Key crossing points on the Circle Tour route:

  • International Bridge, Sault Ste. Marie (Michigan to Ontario): The primary crossing for travelers moving from Lake Huron north to Superior. Long-vehicle lane waits on US and Canadian holiday weekends are consistently flagged in trip reports.
  • Peace Bridge, Buffalo (New York to Ontario): Used for the Lake Erie and Ontario sections. RVs travel through passenger vehicle lanes.
  • Ambassador Bridge, Detroit-Windsor: The standard option for large RVs, since the Detroit-Windsor Tunnel has height restrictions that exclude most full-size coaches.

Declare all fresh produce, dairy, and meat at the crossing. Canadian customs enforces agricultural import restrictions, and travelers report that failing to declare items found on inspection creates significantly more difficulty than the items themselves.

Drive time reality: the most common planning mistake

Community feedback across Circle Tour trip reports identifies one consistent planning error: estimating drive days from map distance without accounting for the actual road character. Most of the route is not an interstate. Two-lane state highways and provincial roads dominate the Upper Peninsula, the Wisconsin shore, and the full Ontario north coast, where realistic average speeds in a loaded coach or fifth wheel run 45 to 55 mph.

A 200-mile day on US-2 across the Upper Peninsula is consistently reported as a 5 to 6-hour day including fuel stops, not the 3 to 3.5 hours a navigation app projects at highway speed. The Sault Ste. Marie to Thunder Bay corridor in Ontario is roughly 440 miles and is described in nearly every full-loop trip report as a two-day drive.

Adjustments that experienced Circle Tour travelers recommend:

  • Plan driving days of 150 to 180 miles maximum on the northern lake segments.
  • Build in at least one no-drive day per lake. Major stops along the route, including Pictured Rocks boat tours, Tahquamenon Falls, and the Sleeping Bear Dunes ridge walk, each require a half to full day to visit properly.
  • Preserve reservation flexibility to absorb weather delays. Lake Superior weather systems arrive quickly and can produce conditions that make driving a high-profile RV inadvisable for several hours.
  • Carry a few days of modifiable or loosely booked reservations in the itinerary. Full-loop travelers describe the ability to shift a campground booking by one or two days as among the most valuable pre-trip decisions they made.
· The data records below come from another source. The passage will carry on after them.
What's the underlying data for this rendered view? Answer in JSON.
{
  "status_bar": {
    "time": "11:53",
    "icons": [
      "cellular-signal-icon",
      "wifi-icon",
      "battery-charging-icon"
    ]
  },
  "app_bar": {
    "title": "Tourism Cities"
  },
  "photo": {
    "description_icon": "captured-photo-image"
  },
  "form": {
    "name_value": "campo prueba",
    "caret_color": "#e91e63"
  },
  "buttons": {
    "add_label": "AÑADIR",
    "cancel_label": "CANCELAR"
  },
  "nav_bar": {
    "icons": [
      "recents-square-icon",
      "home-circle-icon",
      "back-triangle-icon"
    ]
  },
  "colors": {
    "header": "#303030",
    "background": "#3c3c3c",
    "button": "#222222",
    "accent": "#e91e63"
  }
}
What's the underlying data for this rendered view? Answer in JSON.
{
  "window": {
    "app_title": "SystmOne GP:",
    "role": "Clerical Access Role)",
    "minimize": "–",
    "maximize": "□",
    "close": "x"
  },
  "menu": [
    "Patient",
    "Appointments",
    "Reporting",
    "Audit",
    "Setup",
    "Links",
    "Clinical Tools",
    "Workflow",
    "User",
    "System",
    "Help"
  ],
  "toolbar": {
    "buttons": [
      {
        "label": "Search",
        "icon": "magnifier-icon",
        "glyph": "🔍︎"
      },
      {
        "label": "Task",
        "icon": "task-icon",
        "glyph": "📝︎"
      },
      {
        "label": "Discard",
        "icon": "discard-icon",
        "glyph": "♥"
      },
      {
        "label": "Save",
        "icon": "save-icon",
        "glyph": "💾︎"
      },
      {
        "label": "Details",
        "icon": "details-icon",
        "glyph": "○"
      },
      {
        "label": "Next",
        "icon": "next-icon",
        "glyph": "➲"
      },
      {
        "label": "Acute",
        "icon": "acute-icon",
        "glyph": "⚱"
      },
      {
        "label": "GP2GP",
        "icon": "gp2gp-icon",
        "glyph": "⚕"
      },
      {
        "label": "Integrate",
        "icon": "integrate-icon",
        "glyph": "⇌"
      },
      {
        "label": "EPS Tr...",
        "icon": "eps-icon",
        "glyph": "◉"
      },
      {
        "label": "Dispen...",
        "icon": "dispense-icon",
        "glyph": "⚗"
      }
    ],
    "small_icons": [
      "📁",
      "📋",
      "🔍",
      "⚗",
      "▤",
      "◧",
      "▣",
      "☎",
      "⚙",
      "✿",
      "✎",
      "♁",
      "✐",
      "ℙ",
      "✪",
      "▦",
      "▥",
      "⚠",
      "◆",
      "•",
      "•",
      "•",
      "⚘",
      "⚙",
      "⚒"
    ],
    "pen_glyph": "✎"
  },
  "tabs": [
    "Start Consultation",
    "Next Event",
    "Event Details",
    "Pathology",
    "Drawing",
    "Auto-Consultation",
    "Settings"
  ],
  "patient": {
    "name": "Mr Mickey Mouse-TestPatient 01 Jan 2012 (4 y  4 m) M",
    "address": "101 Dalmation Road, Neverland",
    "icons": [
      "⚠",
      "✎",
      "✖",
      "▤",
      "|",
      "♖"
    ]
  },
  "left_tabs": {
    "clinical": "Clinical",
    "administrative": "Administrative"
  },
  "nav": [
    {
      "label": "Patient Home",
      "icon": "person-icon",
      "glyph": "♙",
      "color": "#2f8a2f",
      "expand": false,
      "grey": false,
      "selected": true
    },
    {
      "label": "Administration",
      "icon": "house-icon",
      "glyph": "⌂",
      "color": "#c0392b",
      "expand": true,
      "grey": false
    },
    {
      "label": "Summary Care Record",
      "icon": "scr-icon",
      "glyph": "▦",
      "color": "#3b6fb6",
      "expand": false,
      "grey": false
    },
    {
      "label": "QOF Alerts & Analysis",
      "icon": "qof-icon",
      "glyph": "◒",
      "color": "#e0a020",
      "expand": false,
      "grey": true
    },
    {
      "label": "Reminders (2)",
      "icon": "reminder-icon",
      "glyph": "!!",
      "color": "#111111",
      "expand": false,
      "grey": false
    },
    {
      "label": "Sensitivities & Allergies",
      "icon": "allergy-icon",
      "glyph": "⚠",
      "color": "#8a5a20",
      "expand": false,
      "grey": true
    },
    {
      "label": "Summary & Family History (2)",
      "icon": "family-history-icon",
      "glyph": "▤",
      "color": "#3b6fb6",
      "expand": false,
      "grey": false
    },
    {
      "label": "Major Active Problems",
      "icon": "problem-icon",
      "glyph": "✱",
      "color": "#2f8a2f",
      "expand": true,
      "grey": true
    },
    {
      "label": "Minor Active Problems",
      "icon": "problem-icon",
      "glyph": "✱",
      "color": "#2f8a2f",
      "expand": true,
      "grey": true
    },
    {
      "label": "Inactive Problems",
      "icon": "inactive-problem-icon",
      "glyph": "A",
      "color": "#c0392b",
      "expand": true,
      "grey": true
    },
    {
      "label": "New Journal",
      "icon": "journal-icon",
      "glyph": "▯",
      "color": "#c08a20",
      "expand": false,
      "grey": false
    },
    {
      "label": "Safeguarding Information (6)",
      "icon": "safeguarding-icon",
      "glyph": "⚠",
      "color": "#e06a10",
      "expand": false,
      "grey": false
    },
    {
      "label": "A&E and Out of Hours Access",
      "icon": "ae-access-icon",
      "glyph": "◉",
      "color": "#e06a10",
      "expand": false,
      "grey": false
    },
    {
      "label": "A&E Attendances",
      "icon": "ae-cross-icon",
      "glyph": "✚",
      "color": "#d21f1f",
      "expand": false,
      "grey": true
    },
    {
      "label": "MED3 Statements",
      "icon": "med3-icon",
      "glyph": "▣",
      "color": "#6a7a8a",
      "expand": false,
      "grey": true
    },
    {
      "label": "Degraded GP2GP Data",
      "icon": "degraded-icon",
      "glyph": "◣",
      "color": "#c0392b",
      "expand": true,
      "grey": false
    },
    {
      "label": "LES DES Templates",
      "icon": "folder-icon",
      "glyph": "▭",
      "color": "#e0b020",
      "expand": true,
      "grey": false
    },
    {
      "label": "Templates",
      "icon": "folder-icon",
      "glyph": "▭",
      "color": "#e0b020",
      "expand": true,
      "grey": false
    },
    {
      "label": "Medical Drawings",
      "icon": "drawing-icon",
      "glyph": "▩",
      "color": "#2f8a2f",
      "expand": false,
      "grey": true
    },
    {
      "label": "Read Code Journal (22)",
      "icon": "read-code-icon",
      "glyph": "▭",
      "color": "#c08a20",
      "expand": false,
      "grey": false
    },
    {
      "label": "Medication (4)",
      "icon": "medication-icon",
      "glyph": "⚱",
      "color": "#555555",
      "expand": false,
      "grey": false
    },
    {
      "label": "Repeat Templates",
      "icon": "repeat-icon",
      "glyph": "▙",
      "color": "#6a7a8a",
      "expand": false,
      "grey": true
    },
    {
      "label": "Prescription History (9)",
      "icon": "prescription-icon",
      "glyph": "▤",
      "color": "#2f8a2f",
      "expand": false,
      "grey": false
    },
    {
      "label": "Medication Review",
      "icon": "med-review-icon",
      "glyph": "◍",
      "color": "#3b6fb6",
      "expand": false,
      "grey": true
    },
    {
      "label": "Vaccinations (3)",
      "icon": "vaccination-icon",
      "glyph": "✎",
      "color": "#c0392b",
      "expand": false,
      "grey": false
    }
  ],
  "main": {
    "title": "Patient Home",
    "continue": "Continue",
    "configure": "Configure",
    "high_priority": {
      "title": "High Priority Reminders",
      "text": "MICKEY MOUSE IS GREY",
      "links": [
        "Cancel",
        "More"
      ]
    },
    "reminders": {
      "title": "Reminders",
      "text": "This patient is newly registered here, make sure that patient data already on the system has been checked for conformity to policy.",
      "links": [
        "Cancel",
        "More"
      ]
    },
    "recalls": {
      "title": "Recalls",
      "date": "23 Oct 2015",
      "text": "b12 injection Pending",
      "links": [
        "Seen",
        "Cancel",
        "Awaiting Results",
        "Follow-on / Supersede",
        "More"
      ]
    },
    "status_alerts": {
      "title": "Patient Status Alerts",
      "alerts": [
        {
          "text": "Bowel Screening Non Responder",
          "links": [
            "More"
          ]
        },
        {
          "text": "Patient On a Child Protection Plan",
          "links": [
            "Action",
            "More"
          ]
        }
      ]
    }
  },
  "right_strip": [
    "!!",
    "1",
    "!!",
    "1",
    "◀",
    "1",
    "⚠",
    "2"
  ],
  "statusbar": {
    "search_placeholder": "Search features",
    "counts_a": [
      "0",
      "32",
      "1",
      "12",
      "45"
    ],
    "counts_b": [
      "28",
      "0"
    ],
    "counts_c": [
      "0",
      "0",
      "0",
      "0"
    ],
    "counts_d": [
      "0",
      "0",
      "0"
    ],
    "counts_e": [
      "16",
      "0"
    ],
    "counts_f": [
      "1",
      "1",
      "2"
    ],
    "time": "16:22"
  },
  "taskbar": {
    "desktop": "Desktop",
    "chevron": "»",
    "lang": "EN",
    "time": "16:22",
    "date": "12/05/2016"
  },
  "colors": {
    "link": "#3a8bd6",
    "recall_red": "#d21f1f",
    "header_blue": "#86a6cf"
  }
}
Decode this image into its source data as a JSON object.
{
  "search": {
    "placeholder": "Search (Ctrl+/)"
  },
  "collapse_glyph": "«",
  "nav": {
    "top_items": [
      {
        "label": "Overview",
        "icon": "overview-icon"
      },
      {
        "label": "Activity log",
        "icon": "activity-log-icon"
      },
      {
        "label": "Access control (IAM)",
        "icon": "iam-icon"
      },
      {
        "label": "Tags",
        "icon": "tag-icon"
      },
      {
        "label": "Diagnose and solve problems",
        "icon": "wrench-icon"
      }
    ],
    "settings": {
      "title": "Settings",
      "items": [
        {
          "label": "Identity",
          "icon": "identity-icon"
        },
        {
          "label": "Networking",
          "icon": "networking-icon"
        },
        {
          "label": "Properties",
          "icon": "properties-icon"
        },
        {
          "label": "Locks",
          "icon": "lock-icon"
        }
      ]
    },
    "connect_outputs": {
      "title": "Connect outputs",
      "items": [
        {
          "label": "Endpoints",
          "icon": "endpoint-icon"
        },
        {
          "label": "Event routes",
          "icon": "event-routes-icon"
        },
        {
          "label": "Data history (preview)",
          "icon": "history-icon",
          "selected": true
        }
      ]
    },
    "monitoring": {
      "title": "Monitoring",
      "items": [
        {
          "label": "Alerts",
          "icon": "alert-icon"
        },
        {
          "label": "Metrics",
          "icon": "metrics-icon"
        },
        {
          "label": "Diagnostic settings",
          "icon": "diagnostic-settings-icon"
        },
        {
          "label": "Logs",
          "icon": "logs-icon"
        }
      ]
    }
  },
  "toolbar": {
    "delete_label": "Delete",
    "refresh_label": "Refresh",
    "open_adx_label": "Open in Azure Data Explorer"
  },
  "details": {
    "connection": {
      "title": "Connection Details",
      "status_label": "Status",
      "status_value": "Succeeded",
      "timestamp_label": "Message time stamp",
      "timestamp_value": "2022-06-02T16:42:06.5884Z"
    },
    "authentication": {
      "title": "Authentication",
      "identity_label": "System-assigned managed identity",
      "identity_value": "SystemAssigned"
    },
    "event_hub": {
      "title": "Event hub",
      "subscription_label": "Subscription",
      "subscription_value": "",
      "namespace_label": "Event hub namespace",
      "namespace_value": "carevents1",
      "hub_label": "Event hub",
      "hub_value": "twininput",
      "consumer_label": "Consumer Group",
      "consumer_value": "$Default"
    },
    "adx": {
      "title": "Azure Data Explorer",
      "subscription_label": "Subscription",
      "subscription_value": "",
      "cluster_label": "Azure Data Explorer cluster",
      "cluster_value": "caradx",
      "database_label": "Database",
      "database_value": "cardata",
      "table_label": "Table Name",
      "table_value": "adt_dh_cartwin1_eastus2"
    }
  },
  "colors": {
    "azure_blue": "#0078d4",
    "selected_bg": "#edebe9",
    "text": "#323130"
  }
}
The Great Lakes Circle Tour rewards deliberate planning and a pace that matches the road, not the map. Reports from travelers who have completed full or partial loops are consistently enthusiastic, describing the route as among the most scenically varied RV trips available in North America, with the recurring note that documentation, reservations, and realistic drive-time estimates need to be settled before departure rather than improvised along the way.